Speaking recently on the show hosted by political broadcast journalist Jim Acosta, the famously candid and oft profane Fanone said he also had a suggestion about where Republican US House speaker Mike Johnson could position the commemoration. “I think that it would be … perfect … if the plaque was shoved up his ass,” said Fanone, who retired from the Washington DC police force after being wounded during the January 6th attack.

Fanone’s remarks in part demonstrated the discontent among many in law enforcement about the way Trump has handled the aftermath of the Capitol assault, which was meant to keep him in the Oval Office after his first presidency ended in defeat to Joe Biden in the 2020 election won by the Democrats.

After triumphing over Kamala Harris in November’s election, Trump started his second term in the White House by issuing unconditional pardons and commutations for more than 1,500 people charged with roles in the 6 January 2021 insurrection – which was linked to nine deaths, including the suicides of officers who were left traumatized having defended the Capitol.

Among those to benefit from Trump’s mass clemency were Capitol attackers who targeted police officers. One was a man who pleaded guilty to driving a stun gun into Fanone’s neck and had received a 12-year prison sentence before Trump pardoned him.

That all happened after Congress, during Biden’s presidency in 2022, passed a bill calling for the placement of a plaque on the front of the Capitol in honor of the authorities who fought to protect the building against those assailing it in Trump’s name. But Johnson and other lawmakers had long delayed the plaque’s installation when Acosta had Fanone on his show and asked about the hold-up.

Fanone replied: “A lot of officers … probably do want to see this plaque placed in the Capitol, you know, according to the law.”

Unfortunately, Fanone said, the Republican party has had “a very difficult time adhering to the law” – and he alluded to Trump’s having been convicted, only months before winning his second presidency, of criminally falsifying business records to conceal hush-money payments to adult film actor Stormy Daniels.

Fanone also said that many of the officers with whom he served at the Capitol on the day it was attacked by Trump’s supporters are “not going to be begging for some award”.

“I have a message for Mike Johnson as to where they should place the plaque, and I think that it would be a perfect presentation if the plaque was shoved up his ass,” Fanone told Acosta. “They’re certainly not going to beg Mike Johnson to put this plaque up. And so, you know, me telling him to shove it up his ass – that’s coming from a whole lot of cops that fought their asses off on January 6.”

Fanone added that he believes “most Republican leaders are petty bitches – just like their dear leader Donald Trump is a petty bitch”.

Trump supporters are almost certainly bound to be unsurprised by such invective from Fanone, the author of the 2022 memoir Hold the Line: The Insurrection and One Cop’s Battle for America’s Soul.

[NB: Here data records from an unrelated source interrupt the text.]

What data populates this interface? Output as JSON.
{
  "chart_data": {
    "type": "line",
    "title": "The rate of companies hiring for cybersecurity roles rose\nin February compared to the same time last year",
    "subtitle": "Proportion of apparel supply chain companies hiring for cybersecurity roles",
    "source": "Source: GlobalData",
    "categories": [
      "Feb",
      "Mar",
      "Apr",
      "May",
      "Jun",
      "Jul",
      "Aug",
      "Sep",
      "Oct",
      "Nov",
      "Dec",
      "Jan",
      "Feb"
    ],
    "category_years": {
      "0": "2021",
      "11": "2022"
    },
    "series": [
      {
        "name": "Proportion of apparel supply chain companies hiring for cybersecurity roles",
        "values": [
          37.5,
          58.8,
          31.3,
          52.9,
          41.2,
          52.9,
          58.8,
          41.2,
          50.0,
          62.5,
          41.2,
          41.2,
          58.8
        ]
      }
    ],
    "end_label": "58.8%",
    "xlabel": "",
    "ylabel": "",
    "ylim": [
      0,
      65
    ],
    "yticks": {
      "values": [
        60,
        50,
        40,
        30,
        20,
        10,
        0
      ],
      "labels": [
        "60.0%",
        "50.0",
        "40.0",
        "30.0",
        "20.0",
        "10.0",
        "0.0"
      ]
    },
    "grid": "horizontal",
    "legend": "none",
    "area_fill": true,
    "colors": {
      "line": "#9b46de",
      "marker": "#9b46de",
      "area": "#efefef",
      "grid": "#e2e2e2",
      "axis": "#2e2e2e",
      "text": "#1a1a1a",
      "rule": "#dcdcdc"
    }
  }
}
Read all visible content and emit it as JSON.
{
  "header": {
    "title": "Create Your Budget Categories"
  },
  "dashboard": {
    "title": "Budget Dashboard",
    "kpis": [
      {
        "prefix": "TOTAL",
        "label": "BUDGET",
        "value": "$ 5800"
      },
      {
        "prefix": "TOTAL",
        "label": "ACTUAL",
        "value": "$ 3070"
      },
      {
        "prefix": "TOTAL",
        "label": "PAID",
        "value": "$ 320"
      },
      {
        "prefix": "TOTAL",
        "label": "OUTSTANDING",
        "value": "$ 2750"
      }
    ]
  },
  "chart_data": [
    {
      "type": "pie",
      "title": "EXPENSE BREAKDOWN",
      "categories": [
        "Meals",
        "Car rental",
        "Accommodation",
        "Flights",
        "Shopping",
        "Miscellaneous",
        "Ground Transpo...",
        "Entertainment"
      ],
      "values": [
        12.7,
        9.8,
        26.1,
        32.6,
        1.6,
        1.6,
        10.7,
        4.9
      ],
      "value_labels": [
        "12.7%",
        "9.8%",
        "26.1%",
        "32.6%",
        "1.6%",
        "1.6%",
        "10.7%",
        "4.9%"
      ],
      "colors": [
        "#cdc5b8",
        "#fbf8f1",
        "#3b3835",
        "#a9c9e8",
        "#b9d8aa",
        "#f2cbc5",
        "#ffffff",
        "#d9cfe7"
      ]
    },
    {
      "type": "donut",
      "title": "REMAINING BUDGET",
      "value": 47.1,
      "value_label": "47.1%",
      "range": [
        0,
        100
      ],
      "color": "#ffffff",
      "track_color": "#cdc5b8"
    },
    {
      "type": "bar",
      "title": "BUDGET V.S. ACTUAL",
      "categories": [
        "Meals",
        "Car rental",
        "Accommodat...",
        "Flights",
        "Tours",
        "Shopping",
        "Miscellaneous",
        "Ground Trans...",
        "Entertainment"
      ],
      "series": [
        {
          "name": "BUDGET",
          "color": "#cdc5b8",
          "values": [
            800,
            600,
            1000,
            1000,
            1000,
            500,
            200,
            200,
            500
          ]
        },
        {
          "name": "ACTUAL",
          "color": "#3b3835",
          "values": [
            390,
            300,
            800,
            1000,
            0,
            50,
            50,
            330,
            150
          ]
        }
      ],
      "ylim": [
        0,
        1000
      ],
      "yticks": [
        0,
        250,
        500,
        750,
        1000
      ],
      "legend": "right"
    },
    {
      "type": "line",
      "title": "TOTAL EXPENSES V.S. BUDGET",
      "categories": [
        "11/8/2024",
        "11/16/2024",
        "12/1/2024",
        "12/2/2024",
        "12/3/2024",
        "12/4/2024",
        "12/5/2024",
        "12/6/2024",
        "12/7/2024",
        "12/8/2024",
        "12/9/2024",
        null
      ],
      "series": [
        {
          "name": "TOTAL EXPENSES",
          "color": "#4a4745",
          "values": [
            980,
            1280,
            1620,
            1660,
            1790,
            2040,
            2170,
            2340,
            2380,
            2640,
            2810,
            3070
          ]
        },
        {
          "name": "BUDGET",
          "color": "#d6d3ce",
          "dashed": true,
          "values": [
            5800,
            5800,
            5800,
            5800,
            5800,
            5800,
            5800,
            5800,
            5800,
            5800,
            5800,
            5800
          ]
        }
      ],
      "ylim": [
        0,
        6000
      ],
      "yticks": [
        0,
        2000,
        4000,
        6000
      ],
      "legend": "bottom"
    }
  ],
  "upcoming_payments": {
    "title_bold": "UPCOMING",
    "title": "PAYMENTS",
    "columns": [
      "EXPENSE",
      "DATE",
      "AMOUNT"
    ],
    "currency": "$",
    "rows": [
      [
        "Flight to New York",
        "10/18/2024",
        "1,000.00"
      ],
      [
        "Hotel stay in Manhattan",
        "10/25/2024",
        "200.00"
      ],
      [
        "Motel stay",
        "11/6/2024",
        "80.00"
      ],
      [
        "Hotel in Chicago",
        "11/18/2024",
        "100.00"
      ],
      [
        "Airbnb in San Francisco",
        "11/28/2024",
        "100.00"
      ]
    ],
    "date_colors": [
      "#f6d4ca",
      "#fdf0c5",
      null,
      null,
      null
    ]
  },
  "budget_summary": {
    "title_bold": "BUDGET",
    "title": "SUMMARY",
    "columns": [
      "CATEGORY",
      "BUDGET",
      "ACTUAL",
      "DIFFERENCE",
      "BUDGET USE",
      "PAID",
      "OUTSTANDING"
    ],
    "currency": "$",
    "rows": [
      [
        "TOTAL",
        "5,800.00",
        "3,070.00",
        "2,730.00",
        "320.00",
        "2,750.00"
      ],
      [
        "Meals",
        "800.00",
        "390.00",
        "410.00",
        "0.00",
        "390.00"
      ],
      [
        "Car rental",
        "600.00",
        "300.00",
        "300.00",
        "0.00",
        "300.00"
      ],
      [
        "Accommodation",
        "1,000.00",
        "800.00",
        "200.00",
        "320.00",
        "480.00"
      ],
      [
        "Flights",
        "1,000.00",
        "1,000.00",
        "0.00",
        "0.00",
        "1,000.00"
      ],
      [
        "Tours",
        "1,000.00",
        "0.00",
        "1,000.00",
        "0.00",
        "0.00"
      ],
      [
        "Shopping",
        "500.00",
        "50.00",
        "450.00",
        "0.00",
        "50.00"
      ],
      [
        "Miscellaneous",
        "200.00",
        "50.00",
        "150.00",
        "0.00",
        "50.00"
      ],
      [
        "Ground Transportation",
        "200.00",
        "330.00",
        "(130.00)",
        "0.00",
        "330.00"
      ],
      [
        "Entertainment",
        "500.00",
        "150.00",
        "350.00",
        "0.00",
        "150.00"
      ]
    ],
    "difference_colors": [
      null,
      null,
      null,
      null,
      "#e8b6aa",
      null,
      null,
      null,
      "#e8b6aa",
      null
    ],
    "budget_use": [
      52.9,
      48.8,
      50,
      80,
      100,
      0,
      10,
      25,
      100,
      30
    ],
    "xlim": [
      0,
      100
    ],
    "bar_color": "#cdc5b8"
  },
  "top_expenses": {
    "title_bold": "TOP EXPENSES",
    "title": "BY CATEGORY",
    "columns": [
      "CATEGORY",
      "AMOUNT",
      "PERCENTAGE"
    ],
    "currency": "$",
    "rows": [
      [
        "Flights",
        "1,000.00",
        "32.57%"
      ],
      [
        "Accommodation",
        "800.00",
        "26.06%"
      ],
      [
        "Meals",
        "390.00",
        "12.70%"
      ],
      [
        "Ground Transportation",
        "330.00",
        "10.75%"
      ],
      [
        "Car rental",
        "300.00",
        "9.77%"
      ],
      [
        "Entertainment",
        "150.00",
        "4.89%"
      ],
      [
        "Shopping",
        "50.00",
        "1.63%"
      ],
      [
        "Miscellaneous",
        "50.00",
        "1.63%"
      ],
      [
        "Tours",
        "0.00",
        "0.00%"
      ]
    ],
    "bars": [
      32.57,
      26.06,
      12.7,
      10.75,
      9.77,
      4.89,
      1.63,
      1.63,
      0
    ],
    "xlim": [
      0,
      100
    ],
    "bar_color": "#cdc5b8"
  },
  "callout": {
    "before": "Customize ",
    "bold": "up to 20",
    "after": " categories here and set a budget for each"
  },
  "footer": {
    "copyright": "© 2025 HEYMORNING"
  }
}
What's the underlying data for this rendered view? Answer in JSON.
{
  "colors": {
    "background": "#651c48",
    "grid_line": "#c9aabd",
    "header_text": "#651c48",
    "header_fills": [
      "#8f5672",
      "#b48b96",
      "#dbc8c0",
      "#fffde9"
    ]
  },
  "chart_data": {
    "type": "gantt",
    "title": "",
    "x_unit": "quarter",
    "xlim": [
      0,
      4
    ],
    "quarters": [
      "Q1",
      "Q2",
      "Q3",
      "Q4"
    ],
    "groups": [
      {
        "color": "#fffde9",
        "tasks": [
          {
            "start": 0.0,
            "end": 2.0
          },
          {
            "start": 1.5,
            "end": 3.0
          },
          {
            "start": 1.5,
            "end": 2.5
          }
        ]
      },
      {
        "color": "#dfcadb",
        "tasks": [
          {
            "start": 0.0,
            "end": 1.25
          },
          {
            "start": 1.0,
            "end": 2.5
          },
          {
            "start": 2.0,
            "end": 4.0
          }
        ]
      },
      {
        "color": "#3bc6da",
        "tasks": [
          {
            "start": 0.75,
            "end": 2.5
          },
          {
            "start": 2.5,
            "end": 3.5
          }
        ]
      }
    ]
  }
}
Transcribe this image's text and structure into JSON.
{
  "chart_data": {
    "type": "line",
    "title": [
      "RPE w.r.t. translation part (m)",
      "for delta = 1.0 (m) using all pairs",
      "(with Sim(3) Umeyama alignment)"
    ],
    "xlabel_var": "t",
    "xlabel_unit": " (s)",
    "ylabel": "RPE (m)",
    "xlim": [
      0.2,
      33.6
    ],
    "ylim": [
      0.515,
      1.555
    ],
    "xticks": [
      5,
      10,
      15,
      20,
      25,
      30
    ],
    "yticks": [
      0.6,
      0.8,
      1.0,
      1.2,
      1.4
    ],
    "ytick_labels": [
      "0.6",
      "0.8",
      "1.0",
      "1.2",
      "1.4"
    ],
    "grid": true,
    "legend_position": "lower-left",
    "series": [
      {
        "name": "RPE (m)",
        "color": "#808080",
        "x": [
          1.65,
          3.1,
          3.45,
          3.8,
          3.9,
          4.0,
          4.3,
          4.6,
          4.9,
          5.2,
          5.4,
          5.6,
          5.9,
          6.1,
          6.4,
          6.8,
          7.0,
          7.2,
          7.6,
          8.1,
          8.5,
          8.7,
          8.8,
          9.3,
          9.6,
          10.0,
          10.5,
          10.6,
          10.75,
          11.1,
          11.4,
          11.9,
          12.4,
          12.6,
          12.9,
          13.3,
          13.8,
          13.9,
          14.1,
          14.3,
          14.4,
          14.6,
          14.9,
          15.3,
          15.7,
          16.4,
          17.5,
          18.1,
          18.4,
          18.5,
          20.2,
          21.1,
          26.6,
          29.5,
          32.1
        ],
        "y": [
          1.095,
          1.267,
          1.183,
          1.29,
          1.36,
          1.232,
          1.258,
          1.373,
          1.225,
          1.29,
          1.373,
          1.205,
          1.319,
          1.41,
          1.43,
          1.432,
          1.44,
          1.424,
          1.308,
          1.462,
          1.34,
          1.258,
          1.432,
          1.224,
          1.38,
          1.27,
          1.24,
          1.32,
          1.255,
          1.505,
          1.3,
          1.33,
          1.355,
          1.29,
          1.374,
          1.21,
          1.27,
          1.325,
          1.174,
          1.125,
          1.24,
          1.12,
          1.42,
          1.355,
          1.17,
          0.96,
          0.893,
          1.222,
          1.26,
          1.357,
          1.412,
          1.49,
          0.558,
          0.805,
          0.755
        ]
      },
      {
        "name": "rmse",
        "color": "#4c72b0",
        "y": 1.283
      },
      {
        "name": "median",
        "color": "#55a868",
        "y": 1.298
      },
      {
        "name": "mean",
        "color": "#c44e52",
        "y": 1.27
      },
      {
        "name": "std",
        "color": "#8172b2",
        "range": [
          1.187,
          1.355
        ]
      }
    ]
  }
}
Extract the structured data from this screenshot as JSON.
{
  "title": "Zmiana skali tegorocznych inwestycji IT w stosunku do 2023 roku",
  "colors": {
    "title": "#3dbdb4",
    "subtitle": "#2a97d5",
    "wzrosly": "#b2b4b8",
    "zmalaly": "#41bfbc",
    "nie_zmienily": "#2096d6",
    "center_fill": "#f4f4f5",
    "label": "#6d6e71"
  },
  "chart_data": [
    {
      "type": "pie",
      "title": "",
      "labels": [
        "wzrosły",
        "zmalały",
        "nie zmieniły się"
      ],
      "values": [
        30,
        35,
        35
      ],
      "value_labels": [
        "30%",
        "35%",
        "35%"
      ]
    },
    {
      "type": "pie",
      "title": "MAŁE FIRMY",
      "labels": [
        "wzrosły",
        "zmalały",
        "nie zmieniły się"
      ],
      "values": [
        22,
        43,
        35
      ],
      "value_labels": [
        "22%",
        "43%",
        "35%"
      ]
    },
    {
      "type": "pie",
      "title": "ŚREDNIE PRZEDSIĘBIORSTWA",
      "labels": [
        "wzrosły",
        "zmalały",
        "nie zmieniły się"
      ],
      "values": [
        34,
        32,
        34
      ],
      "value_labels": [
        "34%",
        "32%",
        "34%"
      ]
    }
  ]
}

Fanone and other officers were called “fucking cowards” in February by the former leader of the far-right Proud Boys group Enrique Tarrio, who confronted them at a summit of anti-Trump conservatives. Trump by then had pardoned Tarrio from having to finish a 22-year prison sentence that he received for seditious conspiracy as well as other charges in connection with the Capitol attack.

A Trump White House social media account on Friday nonetheless posted: “Many politicians say they back the blue – then betray them. Never President Trump.”

One of the first comments to reply to the post, timed as an observation of national police week in the US, read: “Trump backs the blue unless they work at the Capitol building.”

Echoing that sentiment, Fanone separately told Acosta that officers at the Capitol on the day a pro-Trump mob attacked them “know how Republican lawmakers feel about them”.

“They know how this country feels about them,” Fanone said. “They’re tired of being pandered to.”